吉田は多くの家屋が海から離れているが、それが干拓によるものであることを、この地区だけの歴史をまとめた『吉田村落史』(龍造寺辰馬氏編著)が教えてくれる。そこには対馬の一集落の開発の歴史が具体的に記されている。
開発には2種類あり、海や川などを埋め立てで干拓することを「開き(ひらき)」、荒地を開墾することを「発し(おこし)」 といった。勝手に開発することはできず、いずれも藩に出願し、藩は出願者の工事能力等を検討して完遂可能と判断できれば許可を出した。

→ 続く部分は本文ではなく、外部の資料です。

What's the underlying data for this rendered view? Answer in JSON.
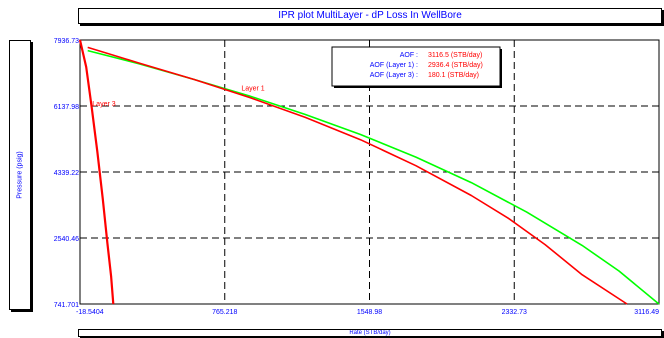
{
  "chart_data": {
    "type": "line",
    "title": "IPR plot  MultiLayer - dP Loss In WellBore",
    "xlabel": "Rate  (STB/day)",
    "ylabel": "Pressure  (psig)",
    "xlim": [
      -18.5404,
      3116.49
    ],
    "ylim": [
      741.701,
      7936.73
    ],
    "x_ticks": [
      "-18.5404",
      "765.218",
      "1548.98",
      "2332.73",
      "3116.49"
    ],
    "y_ticks": [
      "7936.73",
      "6137.98",
      "4339.22",
      "2540.46",
      "741.701"
    ],
    "grid": true,
    "series": [
      {
        "color": "#00ff00",
        "points": [
          [
            23,
            7649
          ],
          [
            300,
            7290
          ],
          [
            600,
            6860
          ],
          [
            900,
            6410
          ],
          [
            1200,
            5910
          ],
          [
            1500,
            5360
          ],
          [
            1800,
            4745
          ],
          [
            2100,
            4050
          ],
          [
            2400,
            3245
          ],
          [
            2700,
            2340
          ],
          [
            2900,
            1640
          ],
          [
            3116,
            741
          ]
        ]
      },
      {
        "color": "#ff0000",
        "points": [
          [
            23,
            7735
          ],
          [
            300,
            7310
          ],
          [
            600,
            6860
          ],
          [
            900,
            6370
          ],
          [
            1200,
            5830
          ],
          [
            1500,
            5220
          ],
          [
            1800,
            4510
          ],
          [
            2100,
            3700
          ],
          [
            2300,
            3080
          ],
          [
            2500,
            2360
          ],
          [
            2700,
            1540
          ],
          [
            2943,
            741
          ]
        ]
      },
      {
        "color": "#ff0000",
        "points": [
          [
            -18.54,
            7936.73
          ],
          [
            15,
            7200
          ],
          [
            45,
            6100
          ],
          [
            75,
            4900
          ],
          [
            105,
            3600
          ],
          [
            130,
            2400
          ],
          [
            150,
            1500
          ],
          [
            162,
            741
          ]
        ]
      }
    ],
    "annotations": [
      {
        "text": "Layer 1",
        "x": 855,
        "y": 6560
      },
      {
        "text": "Layer 3",
        "x": 48,
        "y": 6140
      }
    ],
    "aof_box": [
      {
        "label": "AOF :",
        "value": "3116.5 (STB/day)"
      },
      {
        "label": "AOF (Layer 1) :",
        "value": "2936.4 (STB/day)"
      },
      {
        "label": "AOF (Layer 3) :",
        "value": "180.1 (STB/day)"
      }
    ]
  }
}
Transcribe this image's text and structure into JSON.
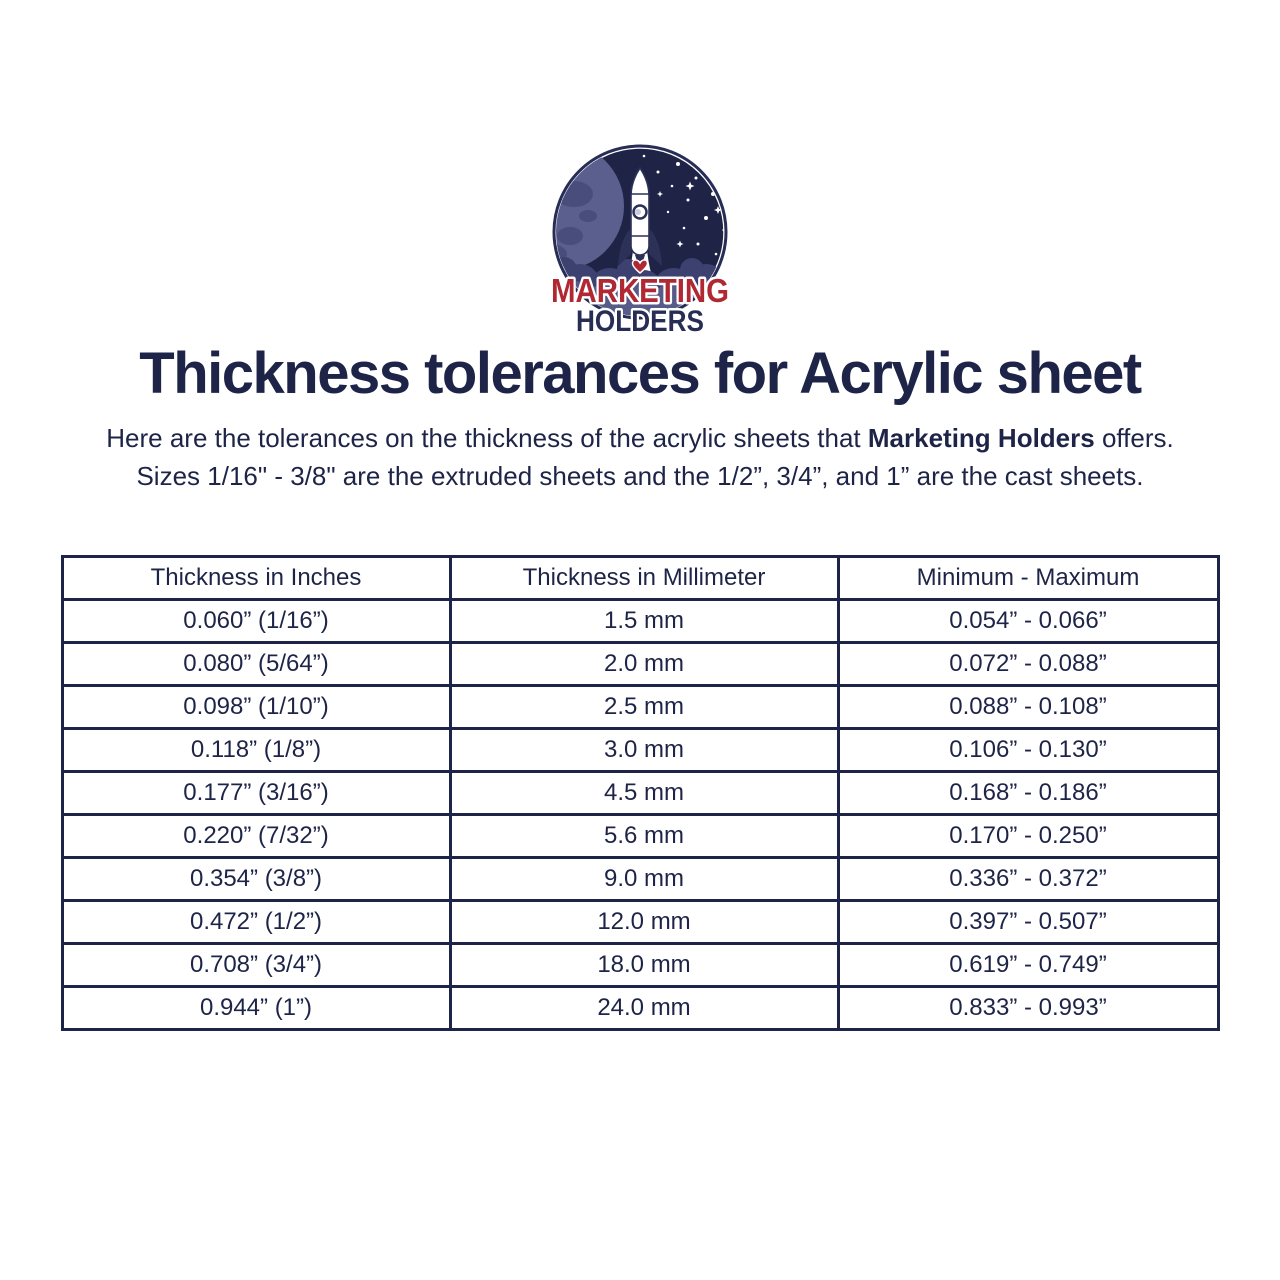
{
  "logo": {
    "line1": "MARKETING",
    "line2": "HOLDERS"
  },
  "heading": {
    "title": "Thickness tolerances for Acrylic sheet"
  },
  "intro": {
    "line1_prefix": "Here are the tolerances on the thickness of the acrylic sheets that ",
    "brand": "Marketing Holders",
    "line1_suffix": " offers.",
    "line2": "Sizes 1/16\" - 3/8\" are the extruded sheets and the 1/2”, 3/4”, and 1” are the cast sheets."
  },
  "table": {
    "headers": [
      "Thickness in Inches",
      "Thickness in Millimeter",
      "Minimum - Maximum"
    ],
    "rows": [
      [
        "0.060” (1/16”)",
        "1.5 mm",
        "0.054” - 0.066”"
      ],
      [
        "0.080” (5/64”)",
        "2.0 mm",
        "0.072” - 0.088”"
      ],
      [
        "0.098” (1/10”)",
        "2.5 mm",
        "0.088” - 0.108”"
      ],
      [
        "0.118” (1/8”)",
        "3.0 mm",
        "0.106” - 0.130”"
      ],
      [
        "0.177” (3/16”)",
        "4.5 mm",
        "0.168” - 0.186”"
      ],
      [
        "0.220” (7/32”)",
        "5.6 mm",
        "0.170” - 0.250”"
      ],
      [
        "0.354” (3/8”)",
        "9.0 mm",
        "0.336” - 0.372”"
      ],
      [
        "0.472” (1/2”)",
        "12.0 mm",
        "0.397” - 0.507”"
      ],
      [
        "0.708” (3/4”)",
        "18.0 mm",
        "0.619” - 0.749”"
      ],
      [
        "0.944” (1”)",
        "24.0 mm",
        "0.833” - 0.993”"
      ]
    ]
  },
  "colors": {
    "navy": "#1d2447",
    "logo_red": "#b02832",
    "logo_navy": "#272d55",
    "background": "#ffffff"
  }
}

原則として開きは10年、発しは5年で、それぞれ事情等に応じて5年の延長は認められた。そして開発が成就した場合は、開発者が耕作の権利を得る。もし期限内に完成すれば期限までの収穫はすべて開発者のものとなった。
『吉田村落史』には主な開発として、「開き」20例、「発し」2例が載っている。中には期限内に成就できず(ずるずる延長したのか、半世紀後に)取り上げられたもの。出願者が継続できなくなり、他人に譲った事案。親子2代で取り組み目標面積にとどかなかったが、藩は無償で息子に払い下げた事案など、いろいろあり、当時の農民の暮らしが垣間見えてくる。